Setting up a specialist division to tackle white- collar crime would be an “enormous” task and an “extraordinary challenge”, the office responsible for monitoring corporate compliance has said, writes Pádraig Hoare.
The Office of the Director of Corporate Enforcement (ODCE) was responding after the Central Bank said this week it would support the setting up of a specialist division in light of “understandable public concern” around white-collar crime and the banking crash.
The Central Bank had issued its views following the publication of paper by the Law Reform Commission on regulatory enforcement and corporate offences, which said a dedicated unit would allow for more effective investigation and prosecution of white-collar offences.
The Central Bank declined to say what role the ODCE would have in any new unit but did say co-operation between various agencies would be welcome.
However, the ODCE said that while it would be “generally supportive” of any measures to more effectively tackle white collar crime, it was “difficult to offer a definitive view” of what the Central Bank envisaged.
It said there already existed a number of statutory bodies with the power to conduct criminal investigations into white collar crime, including the Central Bank itself.
An ODCE statement said: “The centralisation of some or all aspects of the investigation of white-collar crime into a single body or unit would require the transfer of very significant responsibilities from a wide range of bodies.
“Given the breadth and complexity of the various legislative codes involved, the remit of any resulting entity would be enormous. Consequently, maintaining the levels of specialist knowledge required to effectively investigate and enforce each aspect of such a broad remit would present an extraordinary challenge for a single investigative agency.”
The ODCE said setting up such a division could be very costly.
“The programme required to amend the various codes of legislation would be likely to be both complex and highly resource intensive and as such would likely require a significant cost-benefit analysis,” it said.
Before “more radical proposals for reform in the area of white-collar crime are adopted”, the ODCE said, “there must first be an understanding of what that term potentially encompasses and of the potential implications of such proposals”.

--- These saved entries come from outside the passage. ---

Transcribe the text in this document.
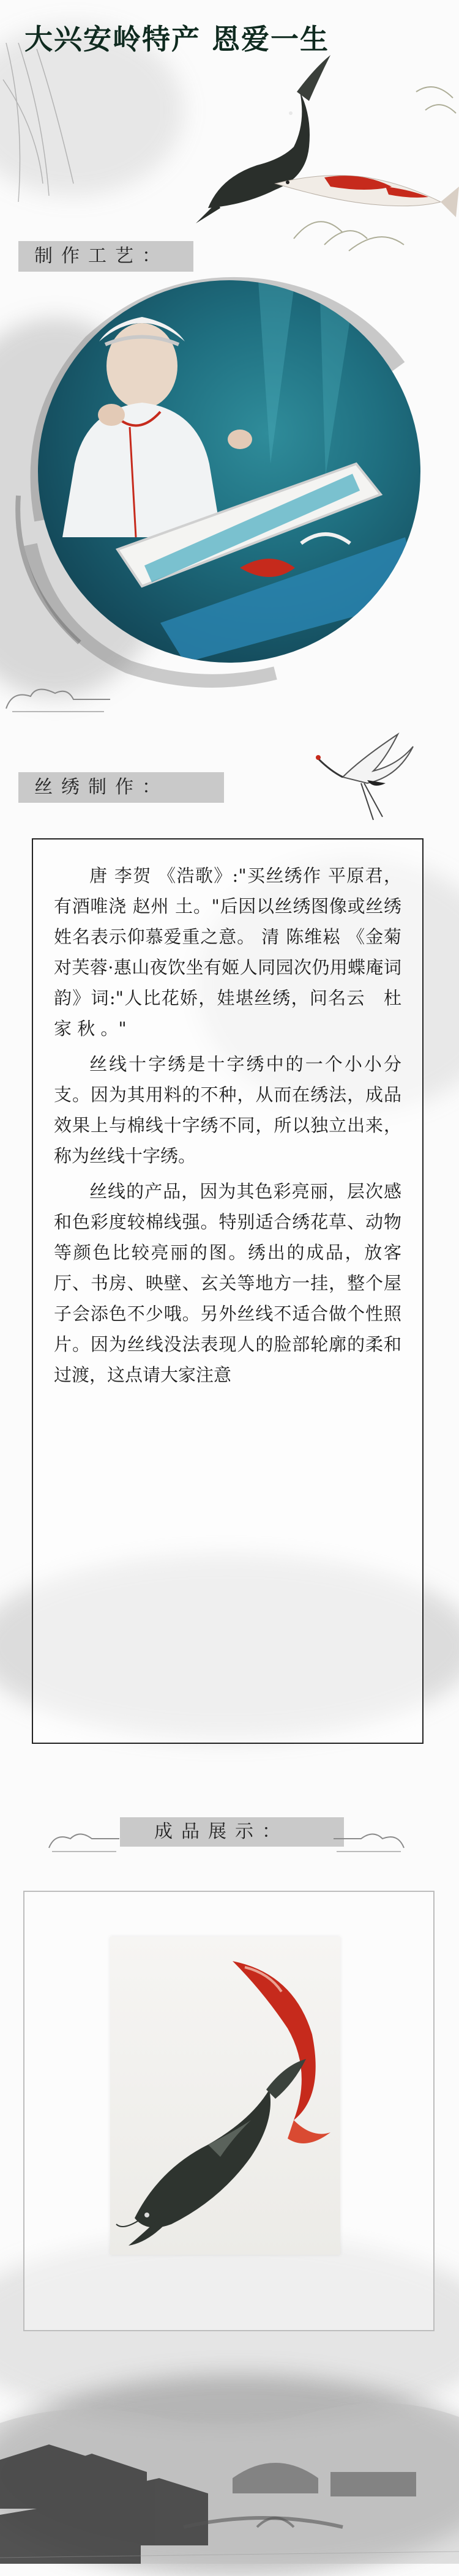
大兴安岭特产 恩爱一生
制作工艺：
丝绣制作：

唐 李贺 《浩歌》:"买丝绣作 平原君，有酒唯浇 赵州 土。"后因以丝绣图像或丝绣姓名表示仰慕爱重之意。 清 陈维崧 《金菊对芙蓉·惠山夜饮坐有姬人同园次仍用蝶庵词韵》词:"人比花娇，娃堪丝绣，问名云　杜家 秋 。"

丝线十字绣是十字绣中的一个小小分支。因为其用料的不种，从而在绣法，成品效果上与棉线十字绣不同，所以独立出来，称为丝线十字绣。

丝线的产品，因为其色彩亮丽，层次感和色彩度较棉线强。特别适合绣花草、动物等颜色比较亮丽的图。绣出的成品，放客厅、书房、映壁、玄关等地方一挂，整个屋子会添色不少哦。另外丝线不适合做个性照片。因为丝线没法表现人的脸部轮廓的柔和过渡，这点请大家注意

成品展示：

It said: “The term white collar crime would generally be understood to include criminal offences under a range of legislative codes including for example the companies acts, the taxes acts, criminal justice legislation on theft and fraud, anti-money laundering legislation, competition law, financial services legislation — including, amongst others, the Central Bank and insurance acts as well as legislation relating to regulated securities markets — and legislation relating to bribery and corruption.”
On a broader interpretation, the ODCE said the term white-collar crime extends to health and safety law and to legislation governing standards in public office.
It said the prosecution of serious offences could only be initiated by the Director of Public Prosecutions
“Thus responsibility for prosecution of serious crime — including white-collar crime — already resides in a single body.”